- Born: February 14, 1974 (age 52)^{[citation needed]} Tashkent, Uzbek SSR, USSR^{[citation needed]}
- Occupation: businessman

= Bekhzod Akhmedov =

Uzbek businessman (born 1974)

Bekhzod Bakhodirovich Akhmedov (Russian: Бехзод Баходирович Ахмедов; born 14 February 1974) was the chief executive officer of Uzdunrobita, the Uzbek branch of the Russian telecommunication company MTS, until 2012. When Uzdunrobita's operating license was suspended by the government of Uzbekistan, Akhmedov left the country and since then has been wanted by Interpol.

Akhmedov is a graduate of the National University of Uzbekistan in economics in business.

== CEO of Uzdunrobita — MTS's Uzbek subsidiary ==
In the aftermath of the financial and logistics management investigation of MTS-Uzbekistan in 2012, the General Prosecutor's Office of the Republic of Uzbekistan launched a criminal case against Uzdunrobita for tax evasion and avoiding other obligatory payments on a large scale, employment activities without license, legalization of proceeds from criminal activity and other crimes. It was ascertained that for the 2008-2012 period when the company was led by Akhmedov, it owes the government up to 418.266 billion UZS.

Akhmedov illegally rendered goods, works and services for 306.683 billion soums (around $161 million) through regional branches. Through illegal mechanisms, Akhmedov managed to avoid taxes for 34.628 billion UZS (around $18 million). Akhmedov received bonuses in cash, and in 2012 was also presented with a villa in the elite cottage village "Gorki-8" near the Rublevo-Uspensk highway in Moscow.

On June 27, 2012, the Prosecutor General's Office stated on their website that investigation had found that staff of MTS-Uzbekistan had avoided taxes and broken other laws. Based on this investigation, Akhmedov was charged in his absence.

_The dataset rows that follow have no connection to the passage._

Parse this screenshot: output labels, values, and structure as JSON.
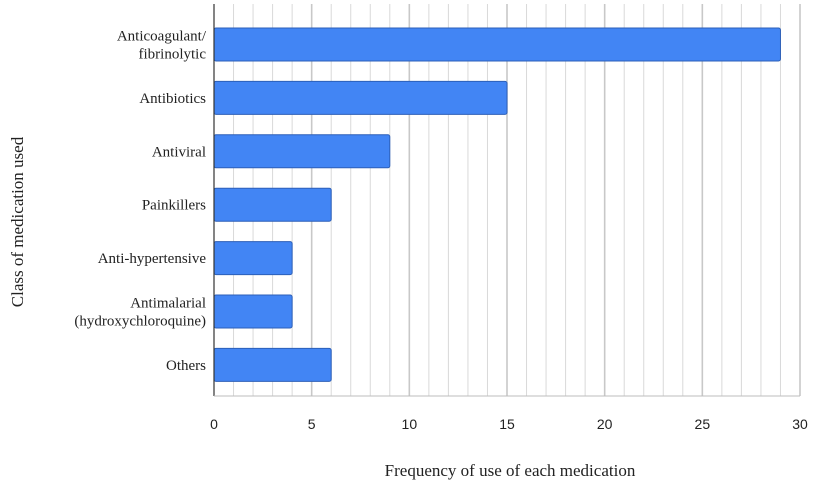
{
  "chart_data": {
    "type": "bar",
    "orientation": "horizontal",
    "categories": [
      [
        "Anticoagulant/",
        "fibrinolytic"
      ],
      [
        "Antibiotics"
      ],
      [
        "Antiviral"
      ],
      [
        "Painkillers"
      ],
      [
        "Anti-hypertensive"
      ],
      [
        "Antimalarial",
        "(hydroxychloroquine)"
      ],
      [
        "Others"
      ]
    ],
    "values": [
      29,
      15,
      9,
      6,
      4,
      4,
      6
    ],
    "xlabel": "Frequency of use of each medication",
    "ylabel": "Class of medication used",
    "xlim": [
      0,
      30
    ],
    "xticks": [
      0,
      5,
      10,
      15,
      20,
      25,
      30
    ],
    "minor_grid_step": 1,
    "grid": true,
    "bar_color": "#4285f4",
    "bar_edge_color": "#2c5fb8",
    "grid_color": "#d9d9d9"
  }
}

On 13 June (in other sources 19), MTS President Andrey Dubovskov in a letter to the prosecutor stated that MTS had been drawn into doubtful and illegal schemes of money laundering and tax evasion, and accused Akhmedov and other managers of MTS-Uzbekistan of dishonest management. Dubovskov's letter stated that MTS's headquarters was concerned that Akhmedov had not been to work and was in hiding instead of explaining conditions and eliminating violations.

Dubovskov requested that the Prosecutor General's Office of Uzbekistan use international mechanisms to find Akhmedov. Interpol issued a warrant for Akhmedov's arrest.

On 28 June, the Prosecutor General's Office announced that Akhmedov had escaped from Tashkent to Yerevan, where he and the vice-president of MTS Raspopov left for Moscow; therefore the Prosecutor General doubted MTS's willingness to cooperate in the investigation. On the same day MTS published a press release which accused Uzbekistan officials of making unfounded charges.

Later, it became known that Akhmedov escaped Uzbekistan on 6 June 2012, when he left for Kazakhstan. From there on 9 June he flew to Istanbul, then to Paris, then on to Yerevan and then on 19 June left for Moscow, where he remains.

==ТeliaSonera ==
In 2012 the Swedish mobile operator TeliaSonera was investigated regarding possible bribery and corruption in Uzbekistan. Akhmedov was involved in the suspect transaction as the representative of Gulnara Karimova. Harry Davies, writing in The Guardian in 2021, said "An influential player in Uzbek telecoms, Akhmedov would later be indicted in the US for his alleged role in the bribery scheme. The status of that case is unclear. Akhmedov has denied any wrongdoing".